De existir esas corrientes telúricas cuyos misterios ridiculizaba Umberto Eco en ´El péndulo de Foucault´, uno de los ombligos del mundo aguardaría oculto bajo el asfalto en una curva situada en el punto kilométrico 24,600 de la carretera de Portinatx. Allí, en tiempos megalíticos, los antiguos druidas habrían instalado menhires y los templarios de la edad media una ermita de planta octogonal.

Hoy, en todo caso, ese enclave sigue proyectando una fuerza insalvable que se adueña de la voluntad de todo el que circula por allí y, por prisa que tenga, le obliga a detener el coche en el arcén, sortear el quitamiedos y asomarse desde el acantilado a la bahía de Xarraca.
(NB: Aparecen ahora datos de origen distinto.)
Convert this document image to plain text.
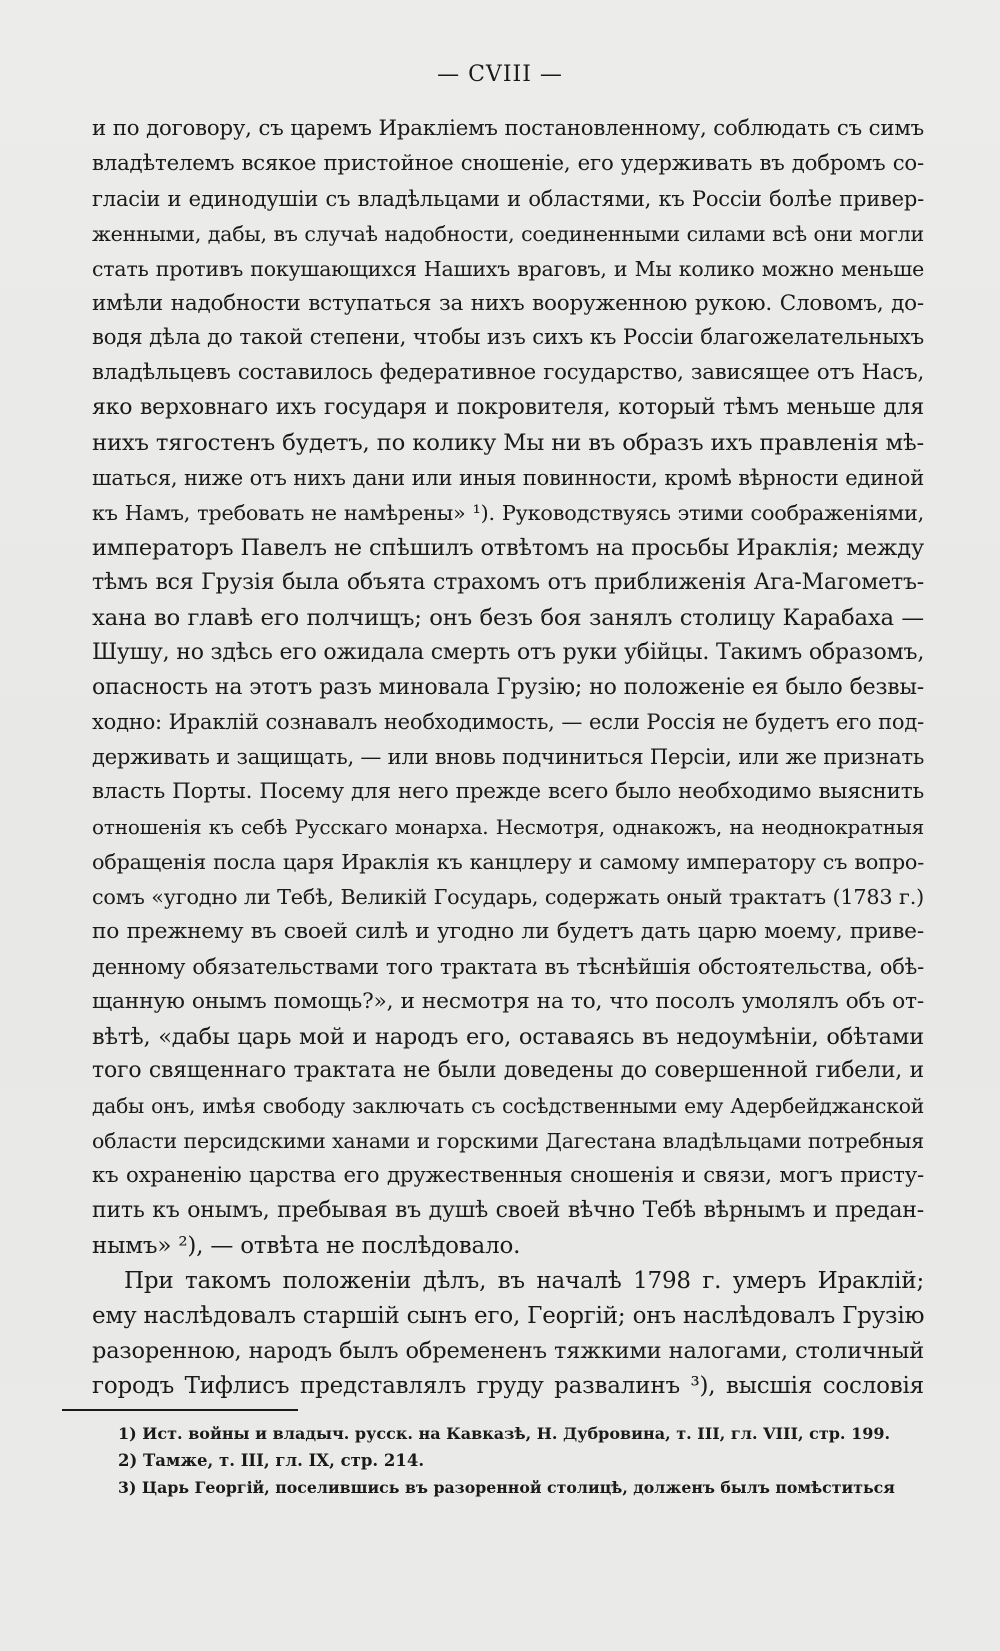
— CVIII —
и по договору, съ царемъ Иракліемъ постановленному, соблюдать съ симъ
владѣтелемъ всякое пристойное сношеніе, его удерживать въ добромъ со-
гласіи и единодушіи съ владѣльцами и областями, къ Россіи болѣе привер-
женными, дабы, въ случаѣ надобности, соединенными силами всѣ они могли
стать противъ покушающихся Нашихъ враговъ, и Мы колико можно меньше
имѣли надобности вступаться за нихъ вооруженною рукою. Словомъ, до-
водя дѣла до такой степени, чтобы изъ сихъ къ Россіи благожелательныхъ
владѣльцевъ составилось федеративное государство, зависящее отъ Насъ,
яко верховнаго ихъ государя и покровителя, который тѣмъ меньше для
нихъ тягостенъ будетъ, по колику Мы ни въ образъ ихъ правленія мѣ-
шаться, ниже отъ нихъ дани или иныя повинности, кромѣ вѣрности единой
къ Намъ, требовать не намѣрены» ¹). Руководствуясь этими соображеніями,
императоръ Павелъ не спѣшилъ отвѣтомъ на просьбы Ираклія; между
тѣмъ вся Грузія была объята страхомъ отъ приближенія Ага-Магометъ-
хана во главѣ его полчищъ; онъ безъ боя занялъ столицу Карабаха —
Шушу, но здѣсь его ожидала смерть отъ руки убійцы. Такимъ образомъ,
опасность на этотъ разъ миновала Грузію; но положеніе ея было безвы-
ходно: Ираклій сознавалъ необходимость, — если Россія не будетъ его под-
держивать и защищать, — или вновь подчиниться Персіи, или же признать
власть Порты. Посему для него прежде всего было необходимо выяснить
отношенія къ себѣ Русскаго монарха. Несмотря, однакожъ, на неоднократныя
обращенія посла царя Ираклія къ канцлеру и самому императору съ вопро-
сомъ «угодно ли Тебѣ, Великій Государь, содержать оный трактатъ (1783 г.)
по прежнему въ своей силѣ и угодно ли будетъ дать царю моему, приве-
денному обязательствами того трактата въ тѣснѣйшія обстоятельства, обѣ-
щанную онымъ помощь?», и несмотря на то, что посолъ умолялъ объ от-
вѣтѣ, «дабы царь мой и народъ его, оставаясь въ недоумѣніи, обѣтами
того священнаго трактата не были доведены до совершенной гибели, и
дабы онъ, имѣя свободу заключать съ сосѣдственными ему Адербейджанской
области персидскими ханами и горскими Дагестана владѣльцами потребныя
къ охраненію царства его дружественныя сношенія и связи, могъ присту-
пить къ онымъ, пребывая въ душѣ своей вѣчно Тебѣ вѣрнымъ и предан-
нымъ» ²), — отвѣта не послѣдовало.
При такомъ положеніи дѣлъ, въ началѣ 1798 г. умеръ Ираклій;
ему наслѣдовалъ старшій сынъ его, Георгій; онъ наслѣдовалъ Грузію
разоренною, народъ былъ обремененъ тяжкими налогами, столичный
городъ Тифлисъ представлялъ груду развалинъ ³), высшія сословія
1) Ист. войны и владыч. русск. на Кавказѣ, Н. Дубровина, т. III, гл. VIII, стр. 199.
2) Тамже, т. III, гл. IX, стр. 214.
3) Царь Георгій, поселившись въ разоренной столицѣ, долженъ былъ помѣститься
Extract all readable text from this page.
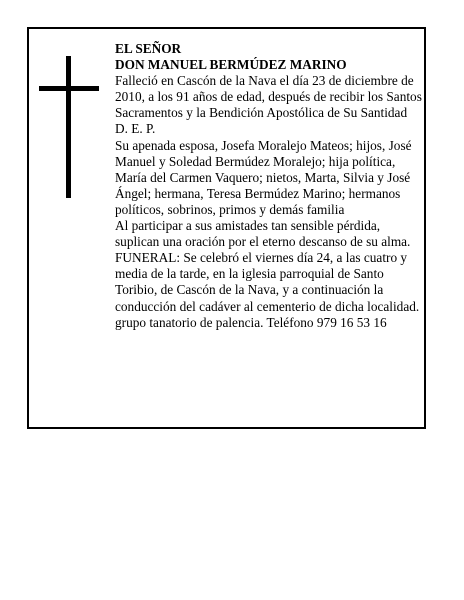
EL SEÑOR

DON MANUEL BERMÚDEZ MARINO

Falleció en Cascón de la Nava el día 23 de diciembre de 2010, a los 91 años de edad, después de recibir los Santos Sacramentos y la Bendición Apostólica de Su Santidad

D. E. P.

Su apenada esposa, Josefa Moralejo Mateos; hijos, José Manuel y Soledad Bermúdez Moralejo; hija política, María del Carmen Vaquero; nietos, Marta, Silvia y José Ángel; hermana, Teresa Bermúdez Marino; hermanos políticos, sobrinos, primos y demás familia

Al participar a sus amistades tan sensible pérdida, suplican una oración por el eterno descanso de su alma.

FUNERAL: Se celebró el viernes día 24, a las cuatro y media de la tarde, en la iglesia parroquial de Santo Toribio, de Cascón de la Nava, y a continuación la conducción del cadáver al cementerio de dicha localidad.

grupo tanatorio de palencia. Teléfono 979 16 53 16
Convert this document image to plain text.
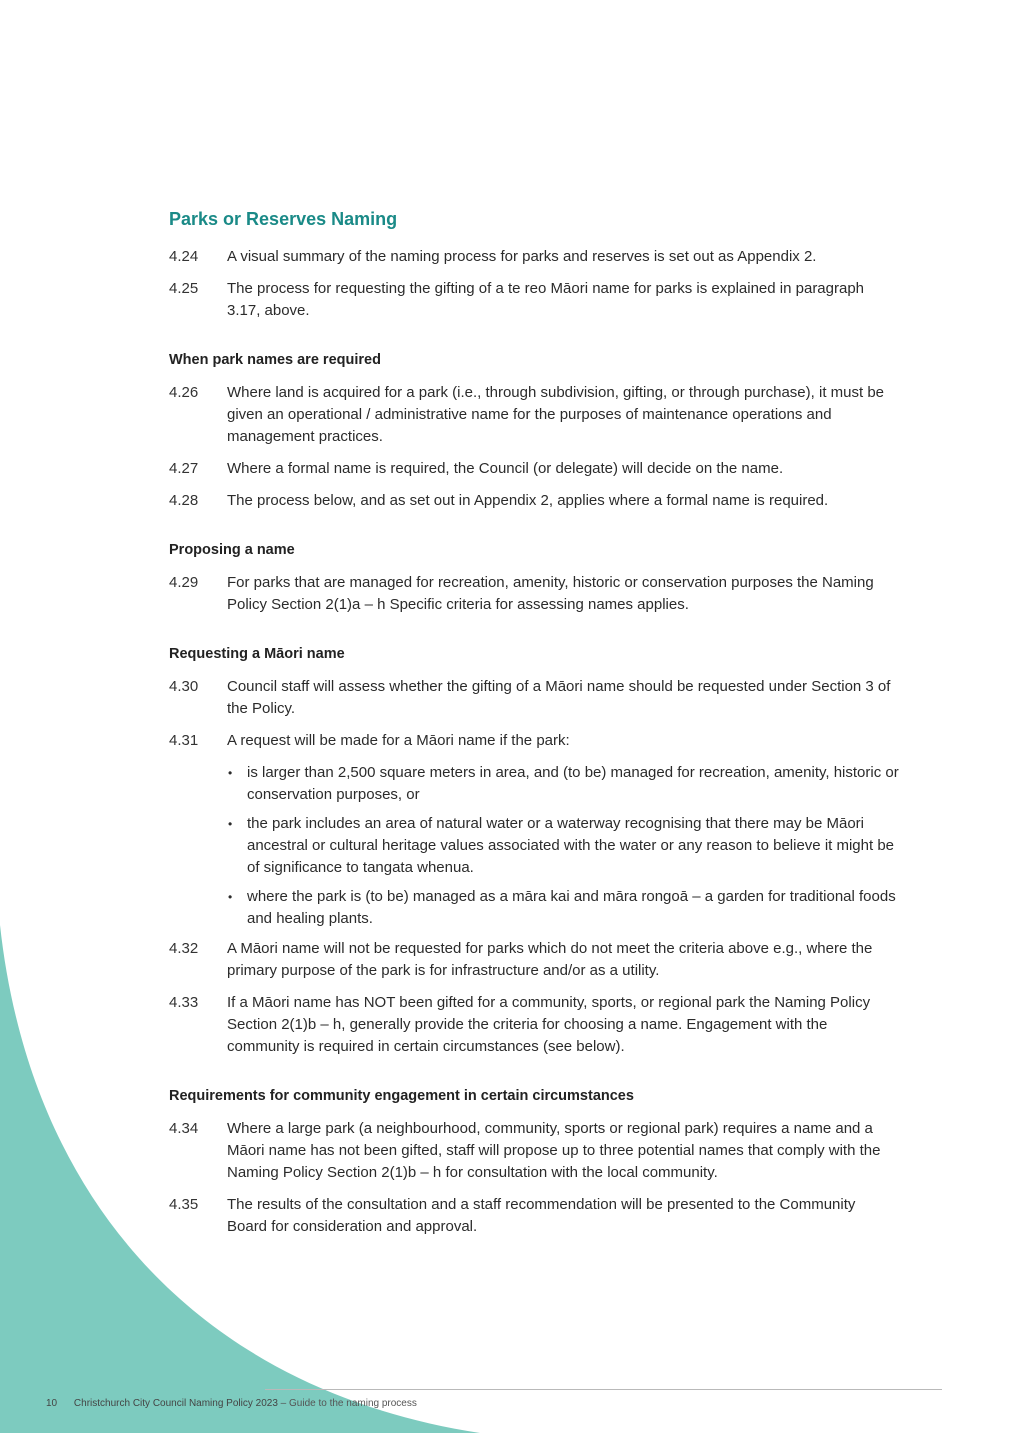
Parks or Reserves Naming
4.24	A visual summary of the naming process for parks and reserves is set out as Appendix 2.
4.25	The process for requesting the gifting of a te reo Māori name for parks is explained in paragraph 3.17, above.
When park names are required
4.26	Where land is acquired for a park (i.e., through subdivision, gifting, or through purchase), it must be given an operational / administrative name for the purposes of maintenance operations and management practices.
4.27	Where a formal name is required, the Council (or delegate) will decide on the name.
4.28	The process below, and as set out in Appendix 2, applies where a formal name is required.
Proposing a name
4.29	For parks that are managed for recreation, amenity, historic or conservation purposes the Naming Policy Section 2(1)a – h Specific criteria for assessing names applies.
Requesting a Māori name
4.30	Council staff will assess whether the gifting of a Māori name should be requested under Section 3 of the Policy.
4.31	A request will be made for a Māori name if the park:
• is larger than 2,500 square meters in area, and (to be) managed for recreation, amenity, historic or conservation purposes, or
• the park includes an area of natural water or a waterway recognising that there may be Māori ancestral or cultural heritage values associated with the water or any reason to believe it might be of significance to tangata whenua.
• where the park is (to be) managed as a māra kai and māra rongoā – a garden for traditional foods and healing plants.
4.32	A Māori name will not be requested for parks which do not meet the criteria above e.g., where the primary purpose of the park is for infrastructure and/or as a utility.
4.33	If a Māori name has NOT been gifted for a community, sports, or regional park the Naming Policy Section 2(1)b – h, generally provide the criteria for choosing a name. Engagement with the community is required in certain circumstances (see below).
Requirements for community engagement in certain circumstances
4.34	Where a large park (a neighbourhood, community, sports or regional park) requires a name and a Māori name has not been gifted, staff will propose up to three potential names that comply with the Naming Policy Section 2(1)b – h for consultation with the local community.
4.35	The results of the consultation and a staff recommendation will be presented to the Community Board for consideration and approval.
10 Christchurch City Council Naming Policy 2023 – Guide to the naming process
Únicamente los vecinos de los alrededores, tal vez por sobreexposición, son inmunes al hechizo.

Los agnósticos definirían el fenómeno como el inevitable magnetismo de la belleza, a pesar de sus imperfecciones. No importan los chalets que se han apropiado de los acantilados de la izquierda, incluida una enorme torre de piedra. Tampoco la desnudez de la punta de Xarracó, en el frente más lejano, a causa del grave incendio que asoló la costa norte de Ibiza en 2011.

Este cabo cierra la bahía por el lado de poniente y tan solo luce sobre el espinazo un ramillete de matorrales y pinos raquíticos. La vista únicamente se concentra en la luminosidad del mar más cercano, donde fondos arenosos de color turquesa conviven con plataformas lisas de roca que prácticamente rozan la superficie.

Oscuridad abisal

Oscuridad abisalEl centro de la bahía lo ocupa s´Illot des Remolí, peñasco cuesta abajo frente a la playa central, la del chiringuito. Al estar rodeado de posidonia, el mar proyecta aquí una falsa oscuridad abisal. Los bañistas más expeditivos bracean hasta él y, si son hábiles y no les inquieta andar sobre su superficie irregular y puntiaguda, pueden escalar hasta la planicie inclinada de su cumbre y tumbarse al sol encima de la piedra cálida. Hasta que el cuerpo se seca y vuelve a escocer el calor.

La playa principal no es demasiado extensa, unos 75 metros a lo sumo, y se encuentra al pie de un pequeño precipicio de color óxido. Aquí si lo corona un tupido pinar que milagrosamente escapó de la quema. La orilla es de arena y piedras, como la entrada al mar, y aun así suele estar llena. Más allá de las rocas que la flanquean a ambos lados, aguardan sendos rincones abruptos con un puñado de casetas varaderos. Suelen ocuparlos nudistas, que se conforman con territorios menos confortables pero solitarios y privados. El rincón de la derecha, sobre el que observa el conductor reconvertido en improvisado voyeur, es sumamente atractivo, aunque hasta él descienden las escaleras privadas de los chalets.

Como toda bahía idílica que se precie, Cala Xarraca también posee su playa escondida. Para encontrarla hay que seguir un sendero terroso, atravesado por raíces, que sortea matas y sabinas sin despegarse del acantilado. Pronto se avista un rincón minúsculo, sin apenas orilla, donde se alinean media decena de varaderos, salvaguardados por una punta rocosa de tres o cuatro metros de altura que cierra la bahía por el lado de oriente. Es tan estrecha que tiene forma de aguijón y la concavidad de su eje vertical permite a los bañistas escalar hasta su cumbre mediante unas cuerdas anudadas, para zambullirse una y otra vez. En Cala Xarraca, definitivamente, aguarda uno de los ombligos del mundo.